Os indígenas sempre foram um alvo no Brasil, como se o país não os pertencesse. Durante todo o século XVI, no processo de colonização, os portugueses escravizaram e criaram um campesinato indígena por meio da aculturação e destribalização – praticado pelos jesuítas e depois pelas demais ordens religiosas –, então sua integração gradual como trabalhador assalariado.
Ao longo desse processo, a mão de obra indígena se tornou indispensável para os negócios açucareiros, uma vez que a Coroa portuguesa não tinha recursos suficientes para importar africanos para trabalho escravo, pois visavam a grande produção de açúcar na costa brasileira.
Entre 1540 e 1570, considerado o apogeu da escravidão indígena, as populações nativas foram exterminadas, tanto pelos conflitos violentos, quanto pelas doenças trazidas pelos europeus. Séculos mais tarde, apesar de todo o avanço, os indígenas nunca deixaram de ser alvo, e isso ficou bem claro quando foram presos em cadeias indígenas durante a Ditadura Militar.
O caminho da destruição
Após o Golpe de 1964, em meio a decretos e novas leis instauradas pelo governo de Castelo Branco, iniciou-se um processo de gestação para que as fronteiras internas do Brasil fossem expandidas, criando cidades, ampliando os negócios, as rodovias e o escoamento de matérias-primas. Essa ideia construiu o Plano de Integração Nacional (PIN), que só foi concretizado em 1970 quando Emílio Médici assumiu o comando do país e lançou sua campanha de “milagre econômico”.
Essa expansão que o PIN proporcionaria significava assassinato individual e coletivo, perseguição, criminalização, tortura e prisão de lideranças indígenas que lutavam por seus territórios. Também seriam punidos aqueles que tivessem comportamento considerado inadequado frente à política vigente e de desenvolvimento do regime militar.
Não havia nada que defendesse os direitos indigenistas, visto que a Fundação Nacional dos Povos Indígenas (FUNAI) foi criada apenas em 1967, como uma maneira de abafar os escândalos de corrupção, esbulho de terra, violação de direitos humanos e a participação de funcionários do antigo Serviço de Proteção aos Índio (SPI), fundado em 1910. Quando a ditadura militar deu seu primeiro golpe, a FUNAI – que não fazia muito, mas ainda podia ser efetiva –, também foi aparelhada.

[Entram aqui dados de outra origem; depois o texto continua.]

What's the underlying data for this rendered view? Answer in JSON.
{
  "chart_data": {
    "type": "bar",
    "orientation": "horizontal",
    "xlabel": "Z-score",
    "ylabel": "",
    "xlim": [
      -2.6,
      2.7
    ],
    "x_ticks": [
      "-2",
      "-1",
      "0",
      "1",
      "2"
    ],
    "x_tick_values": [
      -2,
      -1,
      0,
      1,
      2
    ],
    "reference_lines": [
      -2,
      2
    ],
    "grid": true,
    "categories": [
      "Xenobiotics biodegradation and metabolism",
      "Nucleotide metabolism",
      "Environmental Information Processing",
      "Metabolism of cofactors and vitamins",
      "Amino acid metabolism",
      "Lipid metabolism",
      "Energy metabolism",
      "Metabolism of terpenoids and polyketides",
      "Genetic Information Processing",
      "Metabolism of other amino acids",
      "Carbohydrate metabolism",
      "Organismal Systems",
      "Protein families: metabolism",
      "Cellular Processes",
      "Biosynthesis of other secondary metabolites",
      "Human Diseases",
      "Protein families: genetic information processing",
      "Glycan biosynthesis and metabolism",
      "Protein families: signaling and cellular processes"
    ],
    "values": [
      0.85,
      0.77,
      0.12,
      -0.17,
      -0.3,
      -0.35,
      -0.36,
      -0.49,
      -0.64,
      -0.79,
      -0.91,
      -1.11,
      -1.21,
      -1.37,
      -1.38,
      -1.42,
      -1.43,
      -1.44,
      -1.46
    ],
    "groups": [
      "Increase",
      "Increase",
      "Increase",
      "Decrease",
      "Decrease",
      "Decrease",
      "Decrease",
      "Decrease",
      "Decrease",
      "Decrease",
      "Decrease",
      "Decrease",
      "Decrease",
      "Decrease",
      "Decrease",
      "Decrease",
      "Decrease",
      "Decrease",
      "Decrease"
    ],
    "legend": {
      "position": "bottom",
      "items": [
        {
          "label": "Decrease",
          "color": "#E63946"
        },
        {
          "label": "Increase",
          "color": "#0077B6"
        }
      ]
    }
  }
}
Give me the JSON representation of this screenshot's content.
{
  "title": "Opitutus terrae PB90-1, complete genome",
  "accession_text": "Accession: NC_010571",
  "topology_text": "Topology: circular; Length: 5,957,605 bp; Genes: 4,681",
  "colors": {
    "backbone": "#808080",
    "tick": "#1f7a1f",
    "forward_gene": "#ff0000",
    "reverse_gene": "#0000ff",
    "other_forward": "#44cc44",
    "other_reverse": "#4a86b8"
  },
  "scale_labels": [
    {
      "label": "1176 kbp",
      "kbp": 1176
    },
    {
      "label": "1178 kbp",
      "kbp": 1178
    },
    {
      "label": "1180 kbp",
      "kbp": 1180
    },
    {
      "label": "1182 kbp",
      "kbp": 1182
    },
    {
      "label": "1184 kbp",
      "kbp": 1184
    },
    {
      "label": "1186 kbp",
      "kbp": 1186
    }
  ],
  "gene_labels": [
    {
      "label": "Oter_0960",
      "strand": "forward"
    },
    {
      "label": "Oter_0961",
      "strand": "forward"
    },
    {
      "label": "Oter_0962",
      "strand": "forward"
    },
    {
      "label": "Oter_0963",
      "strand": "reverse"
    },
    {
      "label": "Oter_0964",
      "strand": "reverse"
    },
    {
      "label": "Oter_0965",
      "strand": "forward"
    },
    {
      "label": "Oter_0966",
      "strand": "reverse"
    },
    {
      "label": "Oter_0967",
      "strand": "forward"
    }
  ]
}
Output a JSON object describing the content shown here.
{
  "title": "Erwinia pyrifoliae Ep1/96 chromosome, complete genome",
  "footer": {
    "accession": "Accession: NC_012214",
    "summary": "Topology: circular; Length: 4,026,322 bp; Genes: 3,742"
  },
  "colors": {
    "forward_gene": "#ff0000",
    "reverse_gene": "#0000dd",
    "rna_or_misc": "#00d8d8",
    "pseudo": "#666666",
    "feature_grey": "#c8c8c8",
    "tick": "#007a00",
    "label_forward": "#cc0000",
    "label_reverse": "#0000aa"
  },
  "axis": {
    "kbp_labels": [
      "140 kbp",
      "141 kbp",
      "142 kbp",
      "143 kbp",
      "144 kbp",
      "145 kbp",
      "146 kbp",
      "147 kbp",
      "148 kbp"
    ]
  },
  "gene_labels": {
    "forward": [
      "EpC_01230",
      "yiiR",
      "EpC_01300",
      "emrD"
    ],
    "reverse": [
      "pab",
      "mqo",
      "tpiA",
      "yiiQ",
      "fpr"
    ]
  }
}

Com isso, os indígenas foram vistos como verdadeiros obstáculos em meio aos planos do governo de Médici, que fazia de tudo para silenciá-los. Inclusive, a construção de cadeias para os aprisionar durante as invasões – como aconteceu na construção da rodovia Transamazônica BR-230, planejada para cortar o Brasil da fronteira com o Peru até João Pessoa na Paraíba –, afetou de maneira trágica 29 grupos indígenas, dentre eles, 11 etnias que viviam completamente isoladas.
Negligenciados para sempre
A FUNAI foi a responsável por gerir e manter dois centros de detenção no interior de Minas Gerais, como o Reformatório Krenak, em Replendor, e a Fazenda Guarani, em Carmésia. Os lugares funcionavam quase como campos de concentração para onde mais de 100 indígenas de dezenas etnias, oriundos de ao menos 11 estados das cinco regiões do país, foram presos.
As instalações eram vigiadas e guardadas pelos policiais militares, enquanto lá foi violado todos os tipos de direitos humanos sob a radicalização de práticas repressivas que já existiam na época do antigo SPI.
“Meu avô foi preso no Reformatório Krenak. Amarrado pelos pés, ele chegou a ser arrastado pelo cavalo de um militar”, revelou Douglas Krenak, de 30 anos, ex-coordenador do Conselho dos Povos Indígenas de Minas Gerais (Copimg). Muitas pessoas desapareceram após ingressarem nessas cadeias, cujos familiares vivem até hoje sem qualquer tipo de resposta do Estado.
Krenak lembra que em 2009 recebeu um convite para participar da comemoração aos 30 anos da Anistia do Brasil, em Belo Horizonte, em meio a uma grande discussão sobre a indenização daqueles que sofreram com a ditadura. No entanto, a situação indígena durante o período foi totalmente esquecida e esnobada pelos tópicos.
De acordo com Geralda Soares, pedagoga e ex-integrante do Conselho Indigenista Missionário em Minas Gerais, a reparação do que aconteceu com os povos indígenas na ditadura militar é fundamental. Isso porque o que eles sofreram não difere dos outros grupos que também estavam lutando por seus direitos tanto quanto eles, que estavam em um embate justo por sua terra.
Afinal, como bem colocou Maria Hilda Baqueiro Paraíso, professora associada da Universidade Federal da Bahia (UBA): “Se cabe para os outros, porque não aos indígenas?”.